Print output implicitly for one line evals
Link to discussion
Should the eval command !e with an inline codeblock or no codeblock at all be ran and the output printed by default? (This is similar to how the Python REPL functions:
python
Python 3.10.1 (tags/v3.10.1:2cd268a, Dec 6 2021, 19:10:37) [MSC v.1929 64 bit (AMD64)] on win32
Type "help", "copyright", "credits" or "license" for more information.
>>> "Hello, world"
'Hello, world'
>>>
Similarly,
!e "Hello, world!"
'Hello, world!'
After discussing this further with @ionite34, I'm rejecting this idea in favour of #2369. While this seemed good on paper, the trickiness of the implementation details makes this a bad idea:
- If the one-liner already has print() then !eval will output None ... and then the rest of the output which would be confusing (we could check for whether print is already present, but that'd be fragile)
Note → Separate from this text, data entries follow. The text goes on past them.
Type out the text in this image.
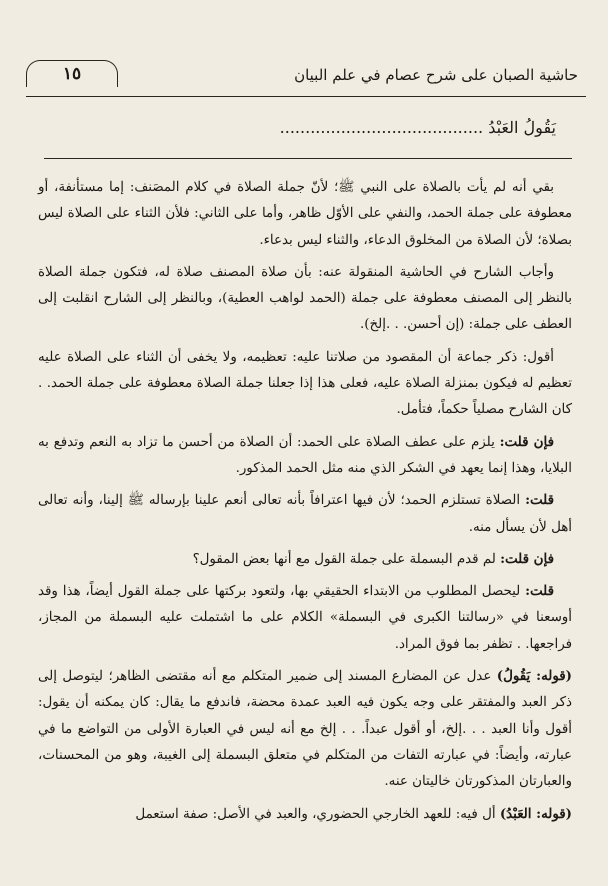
١٥	حاشية الصبان على شرح عصام في علم البيان
يَقُولُ العَبْدُ ........................................

بقي أنه لم يأت بالصلاة على النبي ﷺ؛ لأنّ جملة الصلاة في كلام المصَنف: إما مستأنفة، أو معطوفة على جملة الحمد، والنفي على الأوّل ظاهر، وأما على الثاني: فلأن الثناء على الصلاة ليس بصلاة؛ لأن الصلاة من المخلوق الدعاء، والثناء ليس بدعاء.

وأجاب الشارح في الحاشية المنقولة عنه: بأن صلاة المصنف صلاة له، فتكون جملة الصلاة بالنظر إلى المصنف معطوفة على جملة (الحمد لواهب العطية)، وبالنظر إلى الشارح انقلبت إلى العطف على جملة: (إن أحسن. . .إلخ).

أقول: ذكر جماعة أن المقصود من صلاتنا عليه: تعظيمه، ولا يخفى أن الثناء على الصلاة عليه تعظيم له فيكون بمنزلة الصلاة عليه، فعلى هذا إذا جعلنا جملة الصلاة معطوفة على جملة الحمد. . كان الشارح مصلياً حكماً، فتأمل.

فإن قلت: يلزم على عطف الصلاة على الحمد: أن الصلاة من أحسن ما تزاد به النعم وتدفع به البلايا، وهذا إنما يعهد في الشكر الذي منه مثل الحمد المذكور.

قلت: الصلاة تستلزم الحمد؛ لأن فيها اعترافاً بأنه تعالى أنعم علينا بإرساله ﷺ إلينا، وأنه تعالى أهل لأن يسأل منه.

فإن قلت: لم قدم البسملة على جملة القول مع أنها بعض المقول؟

قلت: ليحصل المطلوب من الابتداء الحقيقي بها، ولتعود بركتها على جملة القول أيضاً، هذا وقد أوسعنا في «رسالتنا الكبرى في البسملة» الكلام على ما اشتملت عليه البسملة من المجاز، فراجعها. . تظفر بما فوق المراد.

(قوله: يَقُولُ) عدل عن المضارع المسند إلى ضمير المتكلم مع أنه مقتضى الظاهر؛ ليتوصل إلى ذكر العبد والمفتقر على وجه يكون فيه العبد عمدة محضة، فاندفع ما يقال: كان يمكنه أن يقول: أقول وأنا العبد . . .إلخ، أو أقول عبداً. . . إلخ مع أنه ليس في العبارة الأولى من التواضع ما في عبارته، وأيضاً: في عبارته التفات من المتكلم في متعلق البسملة إلى الغيبة، وهو من المحسنات، والعبارتان المذكورتان خاليتان عنه.

(قوله: العَبْدُ) أل فيه: للعهد الخارجي الحضوري، والعبد في الأصل: صفة استعمل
- Statements would break (we could catch SyntaxError and try again without the implicit print call being wrapped, but that's messy)
- Semicolons have no chance of working
And interacting with the Python REPL programmatically is apparently hard to do so that can't be done either which leaves us without any good options. Sorry for wasting everyone's time :(
With #2369 as-is, you'd do !e -i <one-liner> and it would show the eval result (just like IPython).